Meetings this week are taking place without players and owners, another likely sign that the two sides have the framework of a deal done, with only the legal details to be finalized. Goodell and Smith are there to keep the lawyers on task and not get lured away by the possibility of endless legal fees. PFT points to a couple of reports that support this notion.
As far as picking a date, the progress might allow the settlement to be filed with the court on Friday, the last business day before the 4th of July weekend. The NFL has never shied away from chaining itself to patriotism. Amazingly enough, they've never allowed that celebration to turn into out and out jingoism (it's actually a nice contrast to the bastardized patriotism politicians spew in an effort to shame their opponents and us into voting for them). Announcing the return of professional football coinciding with Independence Day would be another brilliant PR coup, something the league needs to help fans forget about the bitterness this situation created.
Not so fast...PFT now reports that a deal might take some more time, possibly another week. According to their source, some owners are trying to squeeze a few more concessions out of it. You have to wonder if this isn't some of the small market owners who were grumbling about the outline of the deal, i.e. the revenue split paired with the 90+ percent cash cap floor. That's pure speculation on my part.

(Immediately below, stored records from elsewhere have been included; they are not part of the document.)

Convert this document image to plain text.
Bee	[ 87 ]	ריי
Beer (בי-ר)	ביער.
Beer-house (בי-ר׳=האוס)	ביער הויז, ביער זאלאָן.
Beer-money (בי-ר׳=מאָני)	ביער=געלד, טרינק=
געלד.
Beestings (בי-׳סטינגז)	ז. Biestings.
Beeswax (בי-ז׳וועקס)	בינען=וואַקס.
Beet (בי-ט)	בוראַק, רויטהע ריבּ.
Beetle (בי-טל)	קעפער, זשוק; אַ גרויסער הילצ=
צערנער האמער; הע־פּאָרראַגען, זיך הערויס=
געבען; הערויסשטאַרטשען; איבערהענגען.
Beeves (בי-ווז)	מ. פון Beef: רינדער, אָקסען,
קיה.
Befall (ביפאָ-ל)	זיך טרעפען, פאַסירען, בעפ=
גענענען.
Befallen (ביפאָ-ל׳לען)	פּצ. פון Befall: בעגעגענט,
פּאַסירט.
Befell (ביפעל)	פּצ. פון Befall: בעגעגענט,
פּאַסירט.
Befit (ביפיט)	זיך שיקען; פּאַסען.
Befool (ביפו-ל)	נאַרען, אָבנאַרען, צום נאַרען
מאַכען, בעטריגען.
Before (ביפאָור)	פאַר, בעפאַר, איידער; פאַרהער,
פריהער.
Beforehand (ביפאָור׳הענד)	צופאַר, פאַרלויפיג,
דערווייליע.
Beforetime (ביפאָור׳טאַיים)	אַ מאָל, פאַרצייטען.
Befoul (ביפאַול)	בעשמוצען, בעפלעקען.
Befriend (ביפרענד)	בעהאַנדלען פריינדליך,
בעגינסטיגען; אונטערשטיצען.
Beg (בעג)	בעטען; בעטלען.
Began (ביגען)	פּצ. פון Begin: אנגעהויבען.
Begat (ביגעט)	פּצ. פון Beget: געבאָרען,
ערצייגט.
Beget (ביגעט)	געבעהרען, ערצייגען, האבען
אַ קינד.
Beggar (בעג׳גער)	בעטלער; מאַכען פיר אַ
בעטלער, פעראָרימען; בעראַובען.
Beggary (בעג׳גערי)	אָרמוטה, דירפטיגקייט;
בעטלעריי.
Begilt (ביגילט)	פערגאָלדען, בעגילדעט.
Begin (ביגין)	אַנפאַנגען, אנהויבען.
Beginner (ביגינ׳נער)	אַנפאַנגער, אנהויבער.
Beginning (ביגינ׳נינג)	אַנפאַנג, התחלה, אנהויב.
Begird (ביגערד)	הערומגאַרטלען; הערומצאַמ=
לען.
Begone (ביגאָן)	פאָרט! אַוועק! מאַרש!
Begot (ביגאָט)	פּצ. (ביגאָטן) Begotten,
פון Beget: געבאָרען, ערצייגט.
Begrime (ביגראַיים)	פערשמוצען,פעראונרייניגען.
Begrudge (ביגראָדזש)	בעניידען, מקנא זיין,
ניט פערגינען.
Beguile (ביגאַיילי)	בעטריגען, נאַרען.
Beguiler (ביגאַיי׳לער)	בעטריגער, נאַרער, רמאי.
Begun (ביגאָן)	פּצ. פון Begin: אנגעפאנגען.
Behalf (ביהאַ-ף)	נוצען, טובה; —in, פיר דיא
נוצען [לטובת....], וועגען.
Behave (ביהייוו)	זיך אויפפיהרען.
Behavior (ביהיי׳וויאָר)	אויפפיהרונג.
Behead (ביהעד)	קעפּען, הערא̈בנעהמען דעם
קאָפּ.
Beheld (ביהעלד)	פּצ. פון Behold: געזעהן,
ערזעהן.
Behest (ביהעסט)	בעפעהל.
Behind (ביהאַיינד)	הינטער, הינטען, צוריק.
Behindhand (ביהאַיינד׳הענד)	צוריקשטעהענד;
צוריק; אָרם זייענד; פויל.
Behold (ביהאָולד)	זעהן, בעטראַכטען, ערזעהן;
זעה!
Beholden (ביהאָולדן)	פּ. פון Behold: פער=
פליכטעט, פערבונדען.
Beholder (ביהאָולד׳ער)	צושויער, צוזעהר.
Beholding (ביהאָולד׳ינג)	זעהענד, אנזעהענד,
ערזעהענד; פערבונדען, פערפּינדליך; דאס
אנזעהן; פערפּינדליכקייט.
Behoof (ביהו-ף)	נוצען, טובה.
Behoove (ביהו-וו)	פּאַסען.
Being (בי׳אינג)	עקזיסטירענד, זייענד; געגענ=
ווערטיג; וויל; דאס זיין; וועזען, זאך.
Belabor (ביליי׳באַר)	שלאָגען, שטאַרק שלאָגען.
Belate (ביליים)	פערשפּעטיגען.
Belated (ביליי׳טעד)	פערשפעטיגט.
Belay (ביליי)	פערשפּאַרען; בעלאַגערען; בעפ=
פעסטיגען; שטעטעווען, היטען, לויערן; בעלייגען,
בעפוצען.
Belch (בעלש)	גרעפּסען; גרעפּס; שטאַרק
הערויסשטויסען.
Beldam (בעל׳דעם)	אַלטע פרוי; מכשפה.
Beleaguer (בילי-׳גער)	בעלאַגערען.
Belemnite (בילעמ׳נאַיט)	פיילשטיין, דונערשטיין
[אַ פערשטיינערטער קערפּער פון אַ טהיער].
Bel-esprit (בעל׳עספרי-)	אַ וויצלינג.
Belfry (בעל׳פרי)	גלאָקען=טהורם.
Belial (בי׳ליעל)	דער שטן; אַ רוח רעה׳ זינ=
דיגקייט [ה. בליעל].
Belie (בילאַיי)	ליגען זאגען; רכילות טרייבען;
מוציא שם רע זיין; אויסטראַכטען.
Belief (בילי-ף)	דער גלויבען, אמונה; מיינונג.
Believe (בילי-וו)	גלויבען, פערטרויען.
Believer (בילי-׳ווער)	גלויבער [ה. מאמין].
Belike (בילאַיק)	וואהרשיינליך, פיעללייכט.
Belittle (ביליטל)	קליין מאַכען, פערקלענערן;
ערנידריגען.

A week doesn't seem like much for fans who have suffered through this thing for more than three months now, but a week will be a huge difference for the St. Louis Rams. The Rams are scheduled to start training camp during the week of July 18-21, a week earlier because of their date with the Hall of Fame Game in Canton on August 7. Pushing the labor deal back another week would give Billy Devaney a week for intensive free agent shopping and Kevin Demoff a week to workout contracts with the team's draft picks and any free agents they sign. A week. Typically, they have five or six months for all of that to happen.